The girl was to undergo an open-heart-surgery at New Delhi’s Fortis Escort Heart Institute (FEHI).
Since their stay was to last for three months in India, and the National Hospital Insurance Fund (NHIF) having committed to pay Ksh 500,000 as part of the bill, she decided to travel while her husband, a mechanic in Umoja Inner core, mobilized funds through friends and relatives.
She found out she was wrong after realizing that the surgery would cost Ksh 1 million. A double price from the 500,000 NHIF had committed to pay.
Since October 33, the little girl has not been admitted due to lack of hospital fees. On October 6, FEHI wrote to confirm that they had received the NHIF’s Guarantee of Payment (GOP) but noted the estimated cost was higher than ‘GOP.’
The mother is now forced to stay with her daughter in an affordable hotel in India, the girl survives only on suckling or blended fruits.
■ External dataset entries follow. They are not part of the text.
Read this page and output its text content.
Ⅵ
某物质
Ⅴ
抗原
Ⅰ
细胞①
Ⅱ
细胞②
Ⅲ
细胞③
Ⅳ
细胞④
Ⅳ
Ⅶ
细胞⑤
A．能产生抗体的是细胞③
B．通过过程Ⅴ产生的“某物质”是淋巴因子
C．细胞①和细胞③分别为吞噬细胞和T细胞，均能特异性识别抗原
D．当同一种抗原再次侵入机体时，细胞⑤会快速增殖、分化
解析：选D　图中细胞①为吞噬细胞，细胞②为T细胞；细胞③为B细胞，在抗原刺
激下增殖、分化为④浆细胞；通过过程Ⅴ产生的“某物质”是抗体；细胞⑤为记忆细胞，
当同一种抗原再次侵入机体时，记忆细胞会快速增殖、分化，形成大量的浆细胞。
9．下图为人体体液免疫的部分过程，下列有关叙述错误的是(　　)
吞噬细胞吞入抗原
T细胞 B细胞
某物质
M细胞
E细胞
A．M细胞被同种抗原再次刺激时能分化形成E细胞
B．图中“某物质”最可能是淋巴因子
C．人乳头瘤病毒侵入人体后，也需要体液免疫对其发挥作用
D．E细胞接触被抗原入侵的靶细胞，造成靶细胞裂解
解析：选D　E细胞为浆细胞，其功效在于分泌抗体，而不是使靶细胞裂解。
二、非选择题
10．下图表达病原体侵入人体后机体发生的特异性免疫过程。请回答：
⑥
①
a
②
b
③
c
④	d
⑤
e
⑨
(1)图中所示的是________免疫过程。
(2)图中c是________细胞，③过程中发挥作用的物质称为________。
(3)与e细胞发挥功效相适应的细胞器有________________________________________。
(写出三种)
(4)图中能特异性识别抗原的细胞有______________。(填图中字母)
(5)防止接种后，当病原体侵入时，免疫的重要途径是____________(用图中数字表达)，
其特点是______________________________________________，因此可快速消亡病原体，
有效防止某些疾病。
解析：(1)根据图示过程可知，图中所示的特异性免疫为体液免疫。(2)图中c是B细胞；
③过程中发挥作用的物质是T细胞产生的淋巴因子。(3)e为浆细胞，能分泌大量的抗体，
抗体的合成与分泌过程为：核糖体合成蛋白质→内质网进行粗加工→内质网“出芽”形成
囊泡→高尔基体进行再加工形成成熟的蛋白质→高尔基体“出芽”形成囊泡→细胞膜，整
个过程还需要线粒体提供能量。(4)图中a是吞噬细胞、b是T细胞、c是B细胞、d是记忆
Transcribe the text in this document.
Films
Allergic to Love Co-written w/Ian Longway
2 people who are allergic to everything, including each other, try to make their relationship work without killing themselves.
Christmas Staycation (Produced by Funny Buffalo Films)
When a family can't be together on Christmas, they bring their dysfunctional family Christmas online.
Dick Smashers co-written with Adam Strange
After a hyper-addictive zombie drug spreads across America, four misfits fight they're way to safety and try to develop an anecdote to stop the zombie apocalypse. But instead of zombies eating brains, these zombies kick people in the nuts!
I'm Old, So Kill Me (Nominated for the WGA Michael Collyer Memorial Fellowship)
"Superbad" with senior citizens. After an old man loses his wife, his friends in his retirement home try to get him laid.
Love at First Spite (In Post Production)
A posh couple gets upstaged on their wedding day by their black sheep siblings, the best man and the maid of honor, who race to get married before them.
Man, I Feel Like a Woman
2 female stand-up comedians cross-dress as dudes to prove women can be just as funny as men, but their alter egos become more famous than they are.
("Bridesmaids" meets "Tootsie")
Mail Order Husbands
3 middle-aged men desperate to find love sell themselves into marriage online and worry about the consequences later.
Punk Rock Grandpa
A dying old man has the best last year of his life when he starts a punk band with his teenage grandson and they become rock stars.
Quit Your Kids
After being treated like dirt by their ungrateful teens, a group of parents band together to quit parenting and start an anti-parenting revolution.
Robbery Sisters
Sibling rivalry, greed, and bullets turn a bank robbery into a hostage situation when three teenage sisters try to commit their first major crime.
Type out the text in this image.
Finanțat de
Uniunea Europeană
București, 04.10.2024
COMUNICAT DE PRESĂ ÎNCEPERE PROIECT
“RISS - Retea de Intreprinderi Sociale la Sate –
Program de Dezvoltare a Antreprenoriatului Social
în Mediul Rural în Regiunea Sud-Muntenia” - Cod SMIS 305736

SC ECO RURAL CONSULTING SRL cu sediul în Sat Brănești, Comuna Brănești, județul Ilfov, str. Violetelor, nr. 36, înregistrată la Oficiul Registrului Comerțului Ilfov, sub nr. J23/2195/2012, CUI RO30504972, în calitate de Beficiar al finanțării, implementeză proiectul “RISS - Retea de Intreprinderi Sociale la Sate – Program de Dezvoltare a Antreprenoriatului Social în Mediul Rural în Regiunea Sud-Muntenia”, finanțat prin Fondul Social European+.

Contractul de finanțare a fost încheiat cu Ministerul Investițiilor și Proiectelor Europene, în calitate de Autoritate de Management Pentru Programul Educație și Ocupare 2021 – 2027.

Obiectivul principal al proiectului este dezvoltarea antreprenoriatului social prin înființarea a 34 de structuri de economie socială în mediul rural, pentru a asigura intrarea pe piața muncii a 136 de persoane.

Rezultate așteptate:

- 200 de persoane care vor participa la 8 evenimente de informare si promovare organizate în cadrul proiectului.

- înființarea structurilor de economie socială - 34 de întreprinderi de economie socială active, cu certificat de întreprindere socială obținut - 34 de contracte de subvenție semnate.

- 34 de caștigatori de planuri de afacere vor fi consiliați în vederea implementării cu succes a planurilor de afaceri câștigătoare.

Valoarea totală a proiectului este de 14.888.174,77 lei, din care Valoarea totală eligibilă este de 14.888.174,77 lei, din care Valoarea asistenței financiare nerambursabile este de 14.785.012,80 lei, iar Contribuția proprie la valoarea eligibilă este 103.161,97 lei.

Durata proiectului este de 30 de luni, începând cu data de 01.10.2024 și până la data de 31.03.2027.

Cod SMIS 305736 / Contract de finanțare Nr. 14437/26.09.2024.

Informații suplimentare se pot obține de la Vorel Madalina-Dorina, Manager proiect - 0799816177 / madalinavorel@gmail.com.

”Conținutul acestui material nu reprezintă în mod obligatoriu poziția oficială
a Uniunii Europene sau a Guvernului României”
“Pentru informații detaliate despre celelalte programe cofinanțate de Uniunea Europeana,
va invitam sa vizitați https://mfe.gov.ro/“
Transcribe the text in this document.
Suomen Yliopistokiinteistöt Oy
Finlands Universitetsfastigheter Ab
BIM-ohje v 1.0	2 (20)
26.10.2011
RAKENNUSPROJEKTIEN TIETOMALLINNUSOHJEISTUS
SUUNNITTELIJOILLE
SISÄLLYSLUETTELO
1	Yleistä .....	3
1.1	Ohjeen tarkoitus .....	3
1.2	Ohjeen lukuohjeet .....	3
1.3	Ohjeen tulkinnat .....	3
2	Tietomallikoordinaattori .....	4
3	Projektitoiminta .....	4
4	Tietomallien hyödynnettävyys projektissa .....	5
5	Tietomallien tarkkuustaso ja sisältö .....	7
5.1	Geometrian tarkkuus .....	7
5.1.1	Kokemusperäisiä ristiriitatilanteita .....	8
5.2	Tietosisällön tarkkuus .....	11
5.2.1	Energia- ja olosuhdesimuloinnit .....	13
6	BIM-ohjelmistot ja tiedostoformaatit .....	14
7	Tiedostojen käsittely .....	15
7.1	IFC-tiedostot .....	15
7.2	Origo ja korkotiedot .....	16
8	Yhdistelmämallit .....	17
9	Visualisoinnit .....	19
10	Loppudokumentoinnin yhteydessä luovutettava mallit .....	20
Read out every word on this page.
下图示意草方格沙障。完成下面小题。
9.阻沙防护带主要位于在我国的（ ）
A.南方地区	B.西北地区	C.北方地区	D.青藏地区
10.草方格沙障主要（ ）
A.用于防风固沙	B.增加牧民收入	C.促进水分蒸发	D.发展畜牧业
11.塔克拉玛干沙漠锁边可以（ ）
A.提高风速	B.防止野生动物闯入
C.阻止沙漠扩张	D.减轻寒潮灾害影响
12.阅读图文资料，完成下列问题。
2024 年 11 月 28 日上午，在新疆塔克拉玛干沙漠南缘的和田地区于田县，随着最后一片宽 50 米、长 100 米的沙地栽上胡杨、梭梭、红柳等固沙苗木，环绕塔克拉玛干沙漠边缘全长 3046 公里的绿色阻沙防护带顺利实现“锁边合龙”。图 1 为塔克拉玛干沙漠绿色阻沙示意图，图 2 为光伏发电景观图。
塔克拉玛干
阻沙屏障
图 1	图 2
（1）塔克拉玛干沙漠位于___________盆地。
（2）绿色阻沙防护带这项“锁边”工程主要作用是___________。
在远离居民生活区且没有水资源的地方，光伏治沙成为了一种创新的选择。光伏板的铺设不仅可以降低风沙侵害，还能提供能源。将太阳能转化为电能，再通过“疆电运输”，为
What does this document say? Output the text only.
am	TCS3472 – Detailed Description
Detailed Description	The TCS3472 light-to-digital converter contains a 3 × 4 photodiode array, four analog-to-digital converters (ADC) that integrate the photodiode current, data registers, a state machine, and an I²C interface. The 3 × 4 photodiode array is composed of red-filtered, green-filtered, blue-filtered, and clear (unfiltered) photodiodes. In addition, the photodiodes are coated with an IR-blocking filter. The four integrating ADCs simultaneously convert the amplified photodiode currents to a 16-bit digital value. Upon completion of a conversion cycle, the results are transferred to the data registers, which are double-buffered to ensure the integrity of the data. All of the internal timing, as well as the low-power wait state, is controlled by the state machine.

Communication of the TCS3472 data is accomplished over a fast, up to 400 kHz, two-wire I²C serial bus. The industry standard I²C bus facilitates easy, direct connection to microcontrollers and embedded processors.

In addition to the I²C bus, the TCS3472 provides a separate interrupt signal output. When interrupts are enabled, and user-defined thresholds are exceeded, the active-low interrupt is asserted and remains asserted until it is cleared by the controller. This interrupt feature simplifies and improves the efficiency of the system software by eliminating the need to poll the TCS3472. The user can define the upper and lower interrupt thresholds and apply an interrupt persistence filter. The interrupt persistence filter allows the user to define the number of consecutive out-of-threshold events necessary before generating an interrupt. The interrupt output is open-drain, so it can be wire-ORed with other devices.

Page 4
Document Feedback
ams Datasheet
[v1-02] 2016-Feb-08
Akinyi has maintained that nothing can stop her from finding the straight and hopes.
Her decision to move to India was as a result of the doctor’s warning that time was running out and that the surgery would have to be done before the end of October.
With the decision she made with her husband, she traveled to India with the baby while the husband remained in Nairobi to organize a fund drive. Her return ticket cost sh 94,000.
“Due to the complexity of the case and severe PAH (Pulmonary Arterial Hypertension), the baby has been referred abroad where the pulmonary measures can be managed,” wrote Kenyatta National Hospital’s Naomi Gachara, the KNH’s Pediatric Cardiologist.